De verdachte heeft gedurende een periode van ruim vier jaar nagelaten inlichtingen te verstrekken die van belang waren voor de beoordeling van de vraag of hij recht had op een uitkering en voor de hoogte daarvan. Aldus heeft hij de uitkeringsinstantie bewust misleid en heeft hij de gemeente Amsterdam voor een aanzienlijk bedrag benadeeld. Dit is een ernstig feit waardoor hij het vertrouwen waarop het stelsel van de sociale zekerheid is gebaseerd, heeft geschonden. Voorts heeft hij daarmee misbruik gemaakt van voorzieningen die zijn bedoeld om middelen van bestaan te garanderen voor diegenen die niet bij machte zijn deze op eigen kracht te verwerven. Het hof rekent dit de verdachte zwaar aan.
Blijkens een de verdachte betreffend uittreksel uit de Justitiële Documentatie van 13 maart 2017 is hij eerder ter zake van strafbare feiten onherroepelijk veroordeeld.
Het hof zal bij de strafoplegging rekening houden met de omstandigheid dat de verdachte thans een vast dienstverband heeft. Mede om die reden zal het hof de verdachte geen onvoorwaardelijke vrijheidsstraf opleggen.
Het hof acht, alles afwegende, een voorwaardelijke gevangenisstraf en een taakstraf van na te melden duur passend en geboden.

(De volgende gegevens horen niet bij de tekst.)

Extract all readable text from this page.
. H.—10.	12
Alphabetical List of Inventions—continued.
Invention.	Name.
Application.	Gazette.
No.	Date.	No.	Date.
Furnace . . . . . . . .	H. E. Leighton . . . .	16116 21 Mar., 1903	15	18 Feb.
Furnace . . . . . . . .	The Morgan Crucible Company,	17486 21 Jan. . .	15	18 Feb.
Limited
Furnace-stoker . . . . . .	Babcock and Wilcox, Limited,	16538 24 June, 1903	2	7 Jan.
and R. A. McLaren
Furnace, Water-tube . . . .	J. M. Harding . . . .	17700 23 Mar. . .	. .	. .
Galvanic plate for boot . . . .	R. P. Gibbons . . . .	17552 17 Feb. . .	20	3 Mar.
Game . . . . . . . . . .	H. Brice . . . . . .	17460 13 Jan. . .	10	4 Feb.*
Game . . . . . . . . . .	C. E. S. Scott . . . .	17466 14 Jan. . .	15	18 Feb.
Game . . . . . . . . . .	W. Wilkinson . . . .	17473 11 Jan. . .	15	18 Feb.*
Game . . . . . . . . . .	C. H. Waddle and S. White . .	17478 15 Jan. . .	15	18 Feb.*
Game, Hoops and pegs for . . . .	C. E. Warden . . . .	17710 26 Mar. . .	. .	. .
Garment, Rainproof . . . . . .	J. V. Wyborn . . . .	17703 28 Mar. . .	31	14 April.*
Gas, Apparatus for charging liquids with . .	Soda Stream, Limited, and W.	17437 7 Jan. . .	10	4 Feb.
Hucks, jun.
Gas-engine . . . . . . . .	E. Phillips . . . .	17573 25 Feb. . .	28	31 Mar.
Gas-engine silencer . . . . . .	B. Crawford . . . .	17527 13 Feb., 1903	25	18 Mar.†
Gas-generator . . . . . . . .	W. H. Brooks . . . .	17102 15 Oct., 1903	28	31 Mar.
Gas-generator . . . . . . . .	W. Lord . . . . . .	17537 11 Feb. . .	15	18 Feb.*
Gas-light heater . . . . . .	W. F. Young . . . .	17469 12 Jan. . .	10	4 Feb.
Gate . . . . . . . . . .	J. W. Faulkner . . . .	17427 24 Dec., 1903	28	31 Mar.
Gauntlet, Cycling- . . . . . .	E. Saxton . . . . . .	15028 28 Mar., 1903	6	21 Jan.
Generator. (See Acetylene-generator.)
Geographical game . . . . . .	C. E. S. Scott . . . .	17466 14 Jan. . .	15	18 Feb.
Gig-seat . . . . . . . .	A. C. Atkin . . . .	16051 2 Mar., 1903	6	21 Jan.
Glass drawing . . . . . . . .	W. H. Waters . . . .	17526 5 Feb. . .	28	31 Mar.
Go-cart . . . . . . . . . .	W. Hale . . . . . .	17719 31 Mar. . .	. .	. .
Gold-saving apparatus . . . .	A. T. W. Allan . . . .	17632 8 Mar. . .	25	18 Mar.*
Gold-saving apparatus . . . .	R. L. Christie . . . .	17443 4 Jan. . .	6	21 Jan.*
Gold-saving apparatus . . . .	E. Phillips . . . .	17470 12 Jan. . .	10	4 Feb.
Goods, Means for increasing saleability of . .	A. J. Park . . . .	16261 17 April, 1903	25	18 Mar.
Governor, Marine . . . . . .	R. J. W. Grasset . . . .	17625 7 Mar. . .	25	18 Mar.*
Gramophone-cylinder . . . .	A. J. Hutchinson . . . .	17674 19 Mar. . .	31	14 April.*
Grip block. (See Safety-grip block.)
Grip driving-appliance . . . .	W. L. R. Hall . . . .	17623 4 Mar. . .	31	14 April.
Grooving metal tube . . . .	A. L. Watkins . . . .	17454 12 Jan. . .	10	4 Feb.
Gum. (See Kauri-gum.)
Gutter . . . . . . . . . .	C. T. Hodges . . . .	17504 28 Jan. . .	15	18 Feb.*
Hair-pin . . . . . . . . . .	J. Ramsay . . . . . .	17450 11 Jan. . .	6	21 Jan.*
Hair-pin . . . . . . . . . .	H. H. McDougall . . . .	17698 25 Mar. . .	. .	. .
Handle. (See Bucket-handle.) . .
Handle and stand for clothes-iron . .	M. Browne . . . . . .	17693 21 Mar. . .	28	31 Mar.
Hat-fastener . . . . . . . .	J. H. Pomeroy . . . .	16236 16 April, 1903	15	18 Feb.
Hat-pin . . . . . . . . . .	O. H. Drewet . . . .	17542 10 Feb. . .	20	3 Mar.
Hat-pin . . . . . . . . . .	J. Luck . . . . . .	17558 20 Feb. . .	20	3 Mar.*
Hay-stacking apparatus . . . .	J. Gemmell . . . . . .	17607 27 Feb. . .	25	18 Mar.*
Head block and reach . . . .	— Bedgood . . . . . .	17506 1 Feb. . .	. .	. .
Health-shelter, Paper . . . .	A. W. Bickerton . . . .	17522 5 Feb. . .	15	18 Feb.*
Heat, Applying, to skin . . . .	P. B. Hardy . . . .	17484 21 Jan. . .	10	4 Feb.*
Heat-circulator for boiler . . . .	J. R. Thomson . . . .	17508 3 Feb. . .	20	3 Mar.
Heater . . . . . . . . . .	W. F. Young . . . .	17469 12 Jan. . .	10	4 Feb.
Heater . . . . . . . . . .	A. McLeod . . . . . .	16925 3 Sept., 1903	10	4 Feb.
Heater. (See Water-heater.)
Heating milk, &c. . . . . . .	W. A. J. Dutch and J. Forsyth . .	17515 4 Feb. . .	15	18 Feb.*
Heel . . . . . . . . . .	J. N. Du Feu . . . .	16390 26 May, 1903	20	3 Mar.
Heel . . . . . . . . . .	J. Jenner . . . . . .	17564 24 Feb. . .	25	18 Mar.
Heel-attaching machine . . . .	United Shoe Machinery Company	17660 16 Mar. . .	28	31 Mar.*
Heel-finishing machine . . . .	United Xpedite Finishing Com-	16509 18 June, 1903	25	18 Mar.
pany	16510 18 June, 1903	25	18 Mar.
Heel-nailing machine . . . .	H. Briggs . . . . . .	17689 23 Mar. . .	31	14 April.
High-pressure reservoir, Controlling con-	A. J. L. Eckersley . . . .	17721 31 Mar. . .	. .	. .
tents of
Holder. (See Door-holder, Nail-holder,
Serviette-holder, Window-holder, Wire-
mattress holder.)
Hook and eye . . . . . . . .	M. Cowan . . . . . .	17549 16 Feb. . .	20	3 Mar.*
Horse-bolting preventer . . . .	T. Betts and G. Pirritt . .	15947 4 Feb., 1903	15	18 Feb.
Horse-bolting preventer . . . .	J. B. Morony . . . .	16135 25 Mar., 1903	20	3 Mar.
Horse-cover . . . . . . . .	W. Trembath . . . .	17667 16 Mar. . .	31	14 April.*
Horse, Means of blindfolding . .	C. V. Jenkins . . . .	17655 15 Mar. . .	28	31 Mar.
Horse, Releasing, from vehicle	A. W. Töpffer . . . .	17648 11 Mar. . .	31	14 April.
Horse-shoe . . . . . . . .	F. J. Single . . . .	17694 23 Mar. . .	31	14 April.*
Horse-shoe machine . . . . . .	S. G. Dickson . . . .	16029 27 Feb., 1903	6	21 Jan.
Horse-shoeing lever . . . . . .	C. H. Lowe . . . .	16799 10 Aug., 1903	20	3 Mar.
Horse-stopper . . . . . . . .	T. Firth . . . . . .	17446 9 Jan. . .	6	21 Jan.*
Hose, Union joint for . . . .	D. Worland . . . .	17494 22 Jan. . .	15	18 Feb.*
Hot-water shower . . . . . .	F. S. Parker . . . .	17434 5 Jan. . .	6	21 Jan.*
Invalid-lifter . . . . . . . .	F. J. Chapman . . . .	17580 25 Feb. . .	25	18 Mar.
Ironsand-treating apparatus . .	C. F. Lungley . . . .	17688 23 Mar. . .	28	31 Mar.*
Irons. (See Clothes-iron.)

Toepasselijke wettelijke voorschriften

De op te leggen straf zijn gegrond op de artikelen 14a, 14b, 14c, 22c, 22d en 227b van het Wetboek van Strafrecht.
Deze wettelijke voorschriften worden toegepast zoals geldend ten tijde van het bewezen verklaarde.

BESLISSING

Het hof:
Vernietigt het vonnis waarvan beroep en doet opnieuw recht:
Verklaart zoals hiervoor overwogen bewezen dat de verdachte het ten laste gelegde heeft begaan.
Verklaart niet bewezen hetgeen de verdachte meer of anders is ten laste gelegd en spreekt hem daarvan vrij.
Verklaart het bewezen verklaarde strafbaar, kwalificeert dit als hiervoor vermeld en verklaart de verdachte strafbaar.
Veroordeelt de verdachte tot een
gevangenisstrafvoor de duur van
3 (drie) maanden.
Bepaalt dat de gevangenisstraf niet ten uitvoer zal worden gelegd, tenzij de rechter later anders mocht gelasten omdat de verdachte zich voor het einde van een proeftijd van
2 (twee) jarenaan een strafbaar feit heeft schuldig gemaakt.
Veroordeelt de verdachte tot een
taakstrafvoor de duur van
200 (tweehonderd) uren, indien niet naar behoren verricht te vervangen door
100 (honderd) dagen hechtenis.
Dit arrest is gewezen door de meervoudige strafkamer van het gerechtshof Amsterdam, waarin zitting hadden mr. A.P.M. van Rijn, mr. R.D. van Heffen en mr. S.M.M. Bordenga, in tegenwoordigheid van mr. L.J.M. Klop, griffier, en is uitgesproken op de openbare terechtzitting van dit gerechtshof van
14 april 2017.
Mr. S.M.M. Bordenga is buiten staat dit arrest mede te ondertekenen.